While Hadoop is often tied with cloud technologies for analyzing large amounts of data, it is just as likely to be found in use by enterprises looking for ways to better manage their own data stores, Dunn said. For instance, he said, cloud providers like Yahoo, Amazon, and Twitter all use Hadoop internally for their own data.

"Enterprises don't have the volume of data that Web companies have," he said. "But Web companies don't have the diversity of data sources that enterprises have."

Cloudera has figured out how to package Hadoop for the enterprise, which Dunn said is no trivial matter. While Cloudera's Distribution including Apache Hadoop (CDH) is, like all open source software, available for downloading at no charge, the company is offering it as a package to hardware vendors, ISV, and systems integrators, he said.

Cloudera's new hardware partners include Dell, Cisco, Fujitsu, SGI, and Mellanox, while ISV partners include Informatica, Microstrategy, Teradata, and IBM. Cloudera will also offer its package to both regional or boutique integrators as well as larger, national integrators, Dunn said.

"We're creating an ecosystem where hardware and software vendors and system integrators can come together to look at how to use Hadoop to get better insights into data," he said. "We believe that if we can do that, we can enable Hadoop, which is already growing fast, to get even faster adoption."

Hadoop has received much industry support in the last few months especially as businesses grow more interested in new ways to handle "big data," or data which scales to multiple petabytes of capacity and is created or collected, is stored, and is collaborative in real time.

EMC in May unveiled plans to provide full open-source support for Hadoop with the eventual release of software, appliance, and eventually virtual appliance versions of the Hadoop technology in connection with technology it got with last year's Greenplum acquisition.
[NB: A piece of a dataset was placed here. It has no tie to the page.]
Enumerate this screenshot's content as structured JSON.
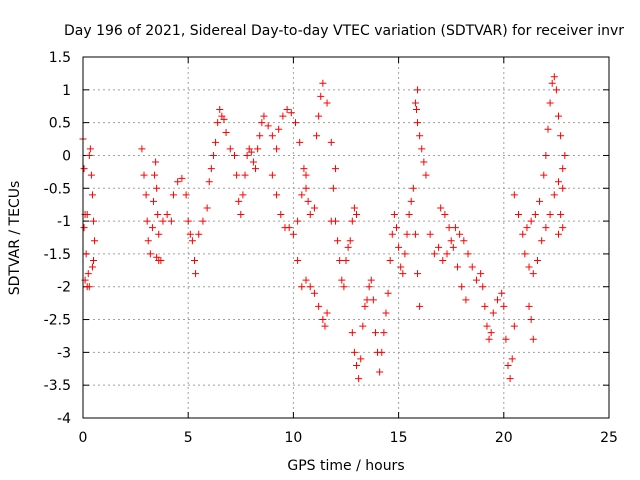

That same month, NetApp unveiled a new Hadoop storage appliance based on the E5400 storage subsystem it received with its acquisition of Engenio.

Startup server technology developer Calxeda in June unveiled a group of integrator and ISV partners are developing applications around its upcoming ARM processor-based, power-efficient server technology for use in such applications as Hadoop.

Data integration software vendor Informatica in June released a new version of its flagship product designed to handle the "big data" generated by today's transaction processing and social media systems which also supports Hadoop.